Elly, however, yelled “Hey, let me see those socks! I want them!” And that sums up her experience with KonMari.
I handed her each item of clothing and if it was a sock or underwear, it brought her joy and it went into her drawer. I think she tossed two pairs of underwear that she wore when she was 8 and the bras that don’t fit. Other than that, regardless of condition — she kept the rest. The kid slays me. She NEEDS and LOVES her socks and her underwear. ALL OF THEM. (Even the underwear she stole from her sister…)

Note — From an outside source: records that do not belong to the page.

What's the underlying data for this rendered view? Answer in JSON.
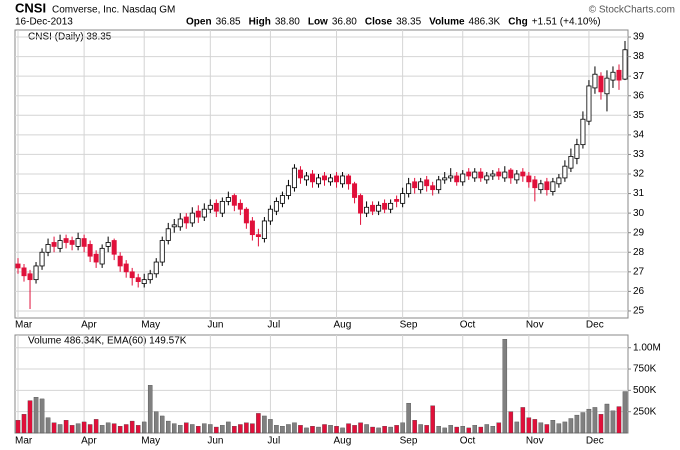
{
  "header": {
    "symbol": "CNSI",
    "company": "Comverse, Inc. Nasdaq GM",
    "date": "16-Dec-2013",
    "stats": [
      {
        "label": "Open",
        "value": "36.85"
      },
      {
        "label": "High",
        "value": "38.80"
      },
      {
        "label": "Low",
        "value": "36.80"
      },
      {
        "label": "Close",
        "value": "38.35"
      },
      {
        "label": "Volume",
        "value": "486.3K"
      },
      {
        "label": "Chg",
        "value": "+1.51 (+4.10%)"
      }
    ],
    "copyright": "© StockCharts.com"
  },
  "chart_data": [
    {
      "type": "candlestick",
      "legend": "CNSI (Daily) 38.35",
      "categories": [
        "Mar",
        null,
        null,
        null,
        null,
        null,
        null,
        null,
        null,
        null,
        null,
        "Apr",
        null,
        null,
        null,
        null,
        null,
        null,
        null,
        null,
        null,
        "May",
        null,
        null,
        null,
        null,
        null,
        null,
        null,
        null,
        null,
        null,
        "Jun",
        null,
        null,
        null,
        null,
        null,
        null,
        null,
        null,
        null,
        "Jul",
        null,
        null,
        null,
        null,
        null,
        null,
        null,
        null,
        null,
        null,
        "Aug",
        null,
        null,
        null,
        null,
        null,
        null,
        null,
        null,
        null,
        null,
        "Sep",
        null,
        null,
        null,
        null,
        null,
        null,
        null,
        null,
        null,
        "Oct",
        null,
        null,
        null,
        null,
        null,
        null,
        null,
        null,
        null,
        null,
        "Nov",
        null,
        null,
        null,
        null,
        null,
        null,
        null,
        null,
        null,
        "Dec",
        null,
        null,
        null,
        null,
        null,
        null
      ],
      "open": [
        27.4,
        27.2,
        26.9,
        26.6,
        27.3,
        28.0,
        28.5,
        28.2,
        28.7,
        28.6,
        28.3,
        28.7,
        28.4,
        27.9,
        27.4,
        28.3,
        28.6,
        27.8,
        27.4,
        27.0,
        26.7,
        26.4,
        26.6,
        26.9,
        27.5,
        28.6,
        29.3,
        29.3,
        29.8,
        29.5,
        30.1,
        29.8,
        30.2,
        30.5,
        30.0,
        30.6,
        30.9,
        30.5,
        30.2,
        29.6,
        28.9,
        28.7,
        29.6,
        30.1,
        30.5,
        30.9,
        31.3,
        32.2,
        31.7,
        32.0,
        31.5,
        31.9,
        31.6,
        31.9,
        31.5,
        31.9,
        31.5,
        30.9,
        30.0,
        30.4,
        30.1,
        30.5,
        30.2,
        30.7,
        30.5,
        31.0,
        31.6,
        31.2,
        31.7,
        31.4,
        31.2,
        31.7,
        31.8,
        31.9,
        31.6,
        32.1,
        31.8,
        32.1,
        31.7,
        31.9,
        32.1,
        31.8,
        32.2,
        31.7,
        32.1,
        31.9,
        31.7,
        31.2,
        31.6,
        31.1,
        31.5,
        31.8,
        32.3,
        32.8,
        33.5,
        34.7,
        36.4,
        37.0,
        36.1,
        36.8,
        37.3,
        36.85
      ],
      "high": [
        27.7,
        27.4,
        27.1,
        27.5,
        28.2,
        28.7,
        28.8,
        28.9,
        28.9,
        28.8,
        29.0,
        28.9,
        28.6,
        28.1,
        28.4,
        28.8,
        28.7,
        28.0,
        27.6,
        27.2,
        26.9,
        26.9,
        27.1,
        27.7,
        28.8,
        29.5,
        29.7,
        30.0,
        30.0,
        30.3,
        30.4,
        30.5,
        30.7,
        30.7,
        30.8,
        31.1,
        31.0,
        30.7,
        30.3,
        29.8,
        29.2,
        29.8,
        30.4,
        30.8,
        31.1,
        31.7,
        32.5,
        32.4,
        32.1,
        32.2,
        32.0,
        32.1,
        32.0,
        32.1,
        32.1,
        32.0,
        31.6,
        31.0,
        30.6,
        30.6,
        30.6,
        30.7,
        30.7,
        30.9,
        31.3,
        31.8,
        31.8,
        31.8,
        31.9,
        31.6,
        31.9,
        32.1,
        32.3,
        32.1,
        32.2,
        32.3,
        32.3,
        32.3,
        32.1,
        32.2,
        32.3,
        32.4,
        32.3,
        32.2,
        32.3,
        32.1,
        31.9,
        31.7,
        31.8,
        31.8,
        32.0,
        32.7,
        33.3,
        33.8,
        35.2,
        36.8,
        37.5,
        37.2,
        37.3,
        37.5,
        37.6,
        38.8
      ],
      "low": [
        26.9,
        26.5,
        25.1,
        26.4,
        27.1,
        27.8,
        28.0,
        28.0,
        28.2,
        28.1,
        28.1,
        28.0,
        27.5,
        27.2,
        27.2,
        28.0,
        27.6,
        27.0,
        26.7,
        26.3,
        26.2,
        26.2,
        26.4,
        26.7,
        27.3,
        28.4,
        29.0,
        29.1,
        29.2,
        29.3,
        29.5,
        29.6,
        30.0,
        29.8,
        29.8,
        30.4,
        30.1,
        29.9,
        29.2,
        28.6,
        28.3,
        28.5,
        29.4,
        29.9,
        30.3,
        30.7,
        31.1,
        31.5,
        31.4,
        31.3,
        31.3,
        31.4,
        31.4,
        31.3,
        31.3,
        31.2,
        30.5,
        29.4,
        29.8,
        29.9,
        29.9,
        30.0,
        30.0,
        30.3,
        30.3,
        30.8,
        31.0,
        31.0,
        31.1,
        30.9,
        31.0,
        31.5,
        31.6,
        31.4,
        31.4,
        31.7,
        31.6,
        31.6,
        31.5,
        31.7,
        31.7,
        31.6,
        31.5,
        31.5,
        31.6,
        31.3,
        30.6,
        31.0,
        30.9,
        30.9,
        31.3,
        31.6,
        32.1,
        32.5,
        33.3,
        34.5,
        36.1,
        35.8,
        35.2,
        36.4,
        36.3,
        36.8
      ],
      "close": [
        27.2,
        26.8,
        26.6,
        27.3,
        28.0,
        28.4,
        28.3,
        28.6,
        28.5,
        28.4,
        28.7,
        28.3,
        27.8,
        27.5,
        28.2,
        28.5,
        27.9,
        27.3,
        27.0,
        26.7,
        26.5,
        26.6,
        26.9,
        27.5,
        28.6,
        29.2,
        29.4,
        29.7,
        29.5,
        30.0,
        29.8,
        30.2,
        30.4,
        30.1,
        30.6,
        30.8,
        30.4,
        30.2,
        29.5,
        28.9,
        28.8,
        29.6,
        30.2,
        30.6,
        30.9,
        31.4,
        32.3,
        31.8,
        31.9,
        31.6,
        31.8,
        31.7,
        31.8,
        31.6,
        31.9,
        31.5,
        30.8,
        30.0,
        30.3,
        30.1,
        30.4,
        30.2,
        30.5,
        30.6,
        31.0,
        31.5,
        31.3,
        31.6,
        31.4,
        31.2,
        31.7,
        31.8,
        31.9,
        31.6,
        32.0,
        31.9,
        32.1,
        31.8,
        31.9,
        32.0,
        31.9,
        32.1,
        31.8,
        32.0,
        31.9,
        31.6,
        31.3,
        31.5,
        31.2,
        31.6,
        31.8,
        32.4,
        32.9,
        33.5,
        34.8,
        36.5,
        37.1,
        36.2,
        36.9,
        37.2,
        36.8,
        38.35
      ],
      "ylim": [
        24.64,
        39.36
      ],
      "yticks": [
        25,
        26,
        27,
        28,
        29,
        30,
        31,
        32,
        33,
        34,
        35,
        36,
        37,
        38,
        39
      ],
      "up_color": "#000000",
      "down_color": "#e0103a",
      "grid": true
    },
    {
      "type": "volume",
      "legend": "Volume 486.34K, EMA(60) 149.57K",
      "values": [
        150000,
        220000,
        380000,
        420000,
        400000,
        180000,
        120000,
        100000,
        150000,
        90000,
        110000,
        130000,
        100000,
        160000,
        90000,
        120000,
        110000,
        80000,
        100000,
        140000,
        90000,
        130000,
        560000,
        250000,
        200000,
        140000,
        110000,
        90000,
        120000,
        100000,
        80000,
        110000,
        100000,
        70000,
        90000,
        130000,
        80000,
        100000,
        120000,
        110000,
        230000,
        200000,
        160000,
        90000,
        80000,
        100000,
        120000,
        90000,
        60000,
        80000,
        70000,
        100000,
        90000,
        80000,
        60000,
        110000,
        90000,
        120000,
        100000,
        70000,
        60000,
        80000,
        70000,
        90000,
        120000,
        350000,
        150000,
        100000,
        90000,
        320000,
        80000,
        60000,
        90000,
        70000,
        80000,
        60000,
        90000,
        70000,
        100000,
        80000,
        120000,
        1100000,
        250000,
        130000,
        300000,
        180000,
        160000,
        120000,
        100000,
        150000,
        110000,
        130000,
        170000,
        210000,
        240000,
        280000,
        300000,
        220000,
        340000,
        260000,
        310000,
        486340
      ],
      "ylim": [
        0,
        1149000
      ],
      "yticks": [
        {
          "value": 250000,
          "label": "250K"
        },
        {
          "value": 500000,
          "label": "500K"
        },
        {
          "value": 750000,
          "label": "750K"
        },
        {
          "value": 1000000,
          "label": "1.00M"
        }
      ],
      "up_color": "#808080",
      "down_color": "#e0103a",
      "grid": true
    }
  ]
}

She was slightly sentimental about some items that she wore when she was little. She fondled a few things and reminisced about wearing them. She enjoyed the memory of stealing something from her sister and getting in trouble for wearing it. She pondered whether items like that might still fit… and then she let them go. The only really sentimental item that she kept, I think, was a knit cap that she sewed bunny ears on to. I think she’s going to take the ears off and sew them back on her bunny, though. (The kid is nuts, what can I say?)
She also had pretty clear ideas of things she never loved and things that she’d love to be able to wear but they don’t fit anymore and she let it all go to the discard pile, without any fuss or regret.
In the end, we added five more bags of clothing to the Goodwill pile.
And yes, we are all feeling pretty darn joyful about step 1 of the KonMari Method.